In what is perhaps the most interesting parallel to the presidential race, McCain is not the only Republican in trouble for praising the "fundamentals" of our economy. The DCCC has ads running in New Jersey and in Connecticut highlighting statements made by candidate Chris Myers - "the economy is basically strong" - and incumbent Chris Shays - "our economy is fundamentally strong." In fact, the spot running against Shays is a carbon copy of an ad the Obama campaign released in early September, as they both juxtapose footage of McCain or Shays statements on the economy's fundamentals with a nearly identical sentence uttered by Bush.
Meanwhile, Republicans are doing their best to protect themselves by shying away from their party label and by convincing voters they are not beholden to their party. New election rules in Washington allow candidates to choose how their party affiliation will appear on the ballot, and while most other of his party's statewide candidates have kept the Republican designation, gubernatorial candidate Dino Rossi is listed under the somewhat mysterious "GOP party." In Minnesota, Senator Norm Coleman describes himself as "one of the most independent Senators" in one ad, while another portrays Coleman as a fearless reformer with buzzwords like "watchdog," "exposed" and "uncovered." New Hampshire's Sununu also wants to come across as a man of action. In a recent ad, he lists positions that have put him at odds with his party's leadership and asks, "Popular position? Not with Republicans in Washington."

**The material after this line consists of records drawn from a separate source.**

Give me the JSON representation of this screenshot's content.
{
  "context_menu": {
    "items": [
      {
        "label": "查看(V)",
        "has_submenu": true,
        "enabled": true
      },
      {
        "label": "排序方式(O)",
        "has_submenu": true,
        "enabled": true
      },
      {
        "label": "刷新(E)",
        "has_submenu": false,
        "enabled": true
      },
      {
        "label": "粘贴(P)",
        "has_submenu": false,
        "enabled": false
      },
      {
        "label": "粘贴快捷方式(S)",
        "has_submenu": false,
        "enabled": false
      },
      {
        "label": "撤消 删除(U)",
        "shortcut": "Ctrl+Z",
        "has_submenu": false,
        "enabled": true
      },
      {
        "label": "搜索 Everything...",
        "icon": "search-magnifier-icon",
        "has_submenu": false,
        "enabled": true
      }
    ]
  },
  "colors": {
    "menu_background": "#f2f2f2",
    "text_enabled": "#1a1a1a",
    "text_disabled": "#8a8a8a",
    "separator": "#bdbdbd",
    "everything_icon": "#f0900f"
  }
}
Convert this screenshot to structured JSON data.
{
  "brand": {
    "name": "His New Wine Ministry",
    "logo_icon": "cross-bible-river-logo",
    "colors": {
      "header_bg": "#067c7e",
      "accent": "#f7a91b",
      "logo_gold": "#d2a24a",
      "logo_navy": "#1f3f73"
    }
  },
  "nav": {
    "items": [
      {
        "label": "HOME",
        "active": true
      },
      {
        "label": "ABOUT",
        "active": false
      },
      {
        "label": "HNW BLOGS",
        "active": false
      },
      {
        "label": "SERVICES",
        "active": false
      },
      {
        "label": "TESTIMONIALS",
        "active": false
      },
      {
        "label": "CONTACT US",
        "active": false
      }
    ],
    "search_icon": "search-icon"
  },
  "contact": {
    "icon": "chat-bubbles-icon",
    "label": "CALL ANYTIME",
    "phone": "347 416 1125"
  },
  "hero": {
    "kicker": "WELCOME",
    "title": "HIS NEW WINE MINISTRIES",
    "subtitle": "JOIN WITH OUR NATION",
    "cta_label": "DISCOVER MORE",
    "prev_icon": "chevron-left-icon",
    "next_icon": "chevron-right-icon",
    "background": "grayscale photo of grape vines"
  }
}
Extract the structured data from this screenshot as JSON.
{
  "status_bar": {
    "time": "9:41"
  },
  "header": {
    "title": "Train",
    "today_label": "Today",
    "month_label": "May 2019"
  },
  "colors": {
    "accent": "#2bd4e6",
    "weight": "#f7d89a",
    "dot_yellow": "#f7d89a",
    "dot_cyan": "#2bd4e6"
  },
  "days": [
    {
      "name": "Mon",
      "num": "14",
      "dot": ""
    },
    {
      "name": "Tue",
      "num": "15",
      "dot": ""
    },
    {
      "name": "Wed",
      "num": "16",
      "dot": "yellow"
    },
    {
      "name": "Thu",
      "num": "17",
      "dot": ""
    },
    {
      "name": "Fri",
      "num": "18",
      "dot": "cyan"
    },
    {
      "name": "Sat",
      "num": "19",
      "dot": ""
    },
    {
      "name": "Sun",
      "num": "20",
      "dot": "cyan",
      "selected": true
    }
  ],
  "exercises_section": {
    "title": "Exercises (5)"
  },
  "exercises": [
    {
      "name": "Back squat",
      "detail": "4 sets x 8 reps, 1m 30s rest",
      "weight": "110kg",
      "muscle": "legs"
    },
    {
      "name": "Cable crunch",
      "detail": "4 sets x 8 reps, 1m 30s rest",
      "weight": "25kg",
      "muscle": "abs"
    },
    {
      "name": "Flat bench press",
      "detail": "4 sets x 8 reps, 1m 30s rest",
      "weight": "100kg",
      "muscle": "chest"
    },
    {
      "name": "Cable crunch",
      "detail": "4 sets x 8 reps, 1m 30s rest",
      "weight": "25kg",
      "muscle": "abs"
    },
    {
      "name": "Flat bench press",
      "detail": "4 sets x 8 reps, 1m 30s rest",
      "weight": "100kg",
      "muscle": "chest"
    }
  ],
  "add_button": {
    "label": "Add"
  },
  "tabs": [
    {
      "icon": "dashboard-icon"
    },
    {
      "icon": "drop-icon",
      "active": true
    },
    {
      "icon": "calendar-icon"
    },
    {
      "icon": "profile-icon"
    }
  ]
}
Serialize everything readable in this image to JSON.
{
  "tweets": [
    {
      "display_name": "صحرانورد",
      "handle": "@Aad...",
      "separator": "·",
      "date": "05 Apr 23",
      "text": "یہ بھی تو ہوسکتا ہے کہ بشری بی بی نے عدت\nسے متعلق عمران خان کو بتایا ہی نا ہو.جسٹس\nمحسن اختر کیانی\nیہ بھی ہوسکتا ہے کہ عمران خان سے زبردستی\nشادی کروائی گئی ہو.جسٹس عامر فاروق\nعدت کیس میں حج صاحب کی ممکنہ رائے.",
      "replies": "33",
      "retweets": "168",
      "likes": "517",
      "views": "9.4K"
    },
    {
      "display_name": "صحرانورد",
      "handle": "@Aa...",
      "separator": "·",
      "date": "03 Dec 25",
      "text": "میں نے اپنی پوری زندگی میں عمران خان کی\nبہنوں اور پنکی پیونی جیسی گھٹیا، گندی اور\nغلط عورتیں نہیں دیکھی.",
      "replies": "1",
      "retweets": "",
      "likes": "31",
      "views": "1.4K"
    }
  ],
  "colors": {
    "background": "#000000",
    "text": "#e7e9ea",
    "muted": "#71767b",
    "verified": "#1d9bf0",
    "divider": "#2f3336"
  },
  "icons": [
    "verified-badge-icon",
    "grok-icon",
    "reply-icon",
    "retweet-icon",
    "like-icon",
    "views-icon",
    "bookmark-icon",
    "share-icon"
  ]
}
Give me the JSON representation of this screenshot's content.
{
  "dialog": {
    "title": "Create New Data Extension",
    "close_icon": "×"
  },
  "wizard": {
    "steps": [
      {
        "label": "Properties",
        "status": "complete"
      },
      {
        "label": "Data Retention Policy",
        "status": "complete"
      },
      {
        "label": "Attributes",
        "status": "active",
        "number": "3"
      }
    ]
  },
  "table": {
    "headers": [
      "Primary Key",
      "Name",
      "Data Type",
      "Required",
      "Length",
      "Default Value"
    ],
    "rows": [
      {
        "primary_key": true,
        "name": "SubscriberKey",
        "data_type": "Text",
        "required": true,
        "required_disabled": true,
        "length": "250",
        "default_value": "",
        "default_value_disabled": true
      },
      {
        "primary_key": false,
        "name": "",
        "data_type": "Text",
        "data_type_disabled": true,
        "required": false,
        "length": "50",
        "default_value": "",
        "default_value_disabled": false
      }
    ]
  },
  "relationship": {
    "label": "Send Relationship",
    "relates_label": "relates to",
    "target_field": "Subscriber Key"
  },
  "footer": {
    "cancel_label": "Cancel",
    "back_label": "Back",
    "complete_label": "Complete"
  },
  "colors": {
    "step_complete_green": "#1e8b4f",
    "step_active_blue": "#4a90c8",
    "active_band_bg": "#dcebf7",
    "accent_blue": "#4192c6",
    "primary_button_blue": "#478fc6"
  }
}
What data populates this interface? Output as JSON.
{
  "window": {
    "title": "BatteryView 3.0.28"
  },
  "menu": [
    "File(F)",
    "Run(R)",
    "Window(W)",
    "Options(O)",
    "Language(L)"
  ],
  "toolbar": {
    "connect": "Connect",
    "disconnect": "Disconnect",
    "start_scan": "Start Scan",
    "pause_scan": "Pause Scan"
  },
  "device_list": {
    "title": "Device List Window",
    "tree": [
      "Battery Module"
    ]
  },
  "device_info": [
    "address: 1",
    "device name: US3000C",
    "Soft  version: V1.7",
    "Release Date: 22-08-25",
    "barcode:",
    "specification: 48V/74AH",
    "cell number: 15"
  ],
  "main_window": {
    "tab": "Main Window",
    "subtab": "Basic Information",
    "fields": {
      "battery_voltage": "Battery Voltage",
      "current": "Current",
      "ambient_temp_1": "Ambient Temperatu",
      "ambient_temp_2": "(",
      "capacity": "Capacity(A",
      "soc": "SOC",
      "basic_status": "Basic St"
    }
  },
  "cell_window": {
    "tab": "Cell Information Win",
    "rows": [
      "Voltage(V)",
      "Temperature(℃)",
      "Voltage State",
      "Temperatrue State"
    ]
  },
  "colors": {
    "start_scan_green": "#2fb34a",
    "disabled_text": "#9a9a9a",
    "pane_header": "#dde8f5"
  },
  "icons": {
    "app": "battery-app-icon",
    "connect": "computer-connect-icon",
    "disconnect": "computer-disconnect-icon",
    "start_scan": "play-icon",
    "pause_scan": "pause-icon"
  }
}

Perhaps no Republican has gone quite as far as Gordon Smith, who has aired ads touting his relationship with John Kerry and Barack Obama. In a spot that could have been aired by just about any politician -- Democratic, Republican or independent -- Smith pledges to work with whomever the next president and to find "common ground." While Oregon leans blue, it is not an overwhelmingly Democratic state, making Smith's strategy all the more interesting.
Yet, in this game of message amplification, it is Democrats who stand to gain the most, and Republicans who face the greatest pitfalls.
GOP candidates are trying to convince voters that they are not the typical Republican, that they are unique and can take on the party establishment. But that argument risks becoming a caricature if all Republican candidates say the same thing. It's one thing for McCain to brand himself as an anti-establishment firebrand, but the entire party cannot credibly run against itself without it becoming a transparent stunt. Can a voter in New Hampshire's first district come to believe that John McCain, John Sununu and Jeb Bradley are all mavericks? If so, who is the establishment?
There is the parallel possibility that the use of the Bush tag becomes a caricature and thus loses its effectiveness, but the risk is less important as there is nothing contradictory in the Democrats' argument that the entire Republican Party is tarnished by the Bush years. For a voter in North Carolina to hear over and over again that McCain, Dole and vulnerable Rep. Robin Hayes are all "more of the same" serves as an indictment of the GOP as a whole.
By amplifying the volume of Obama's multi-million ad campaign, the Democrats' down-the-ballot TV spots could help ensure that Bush remains on the minds of voters when they go to the polls on November 4th.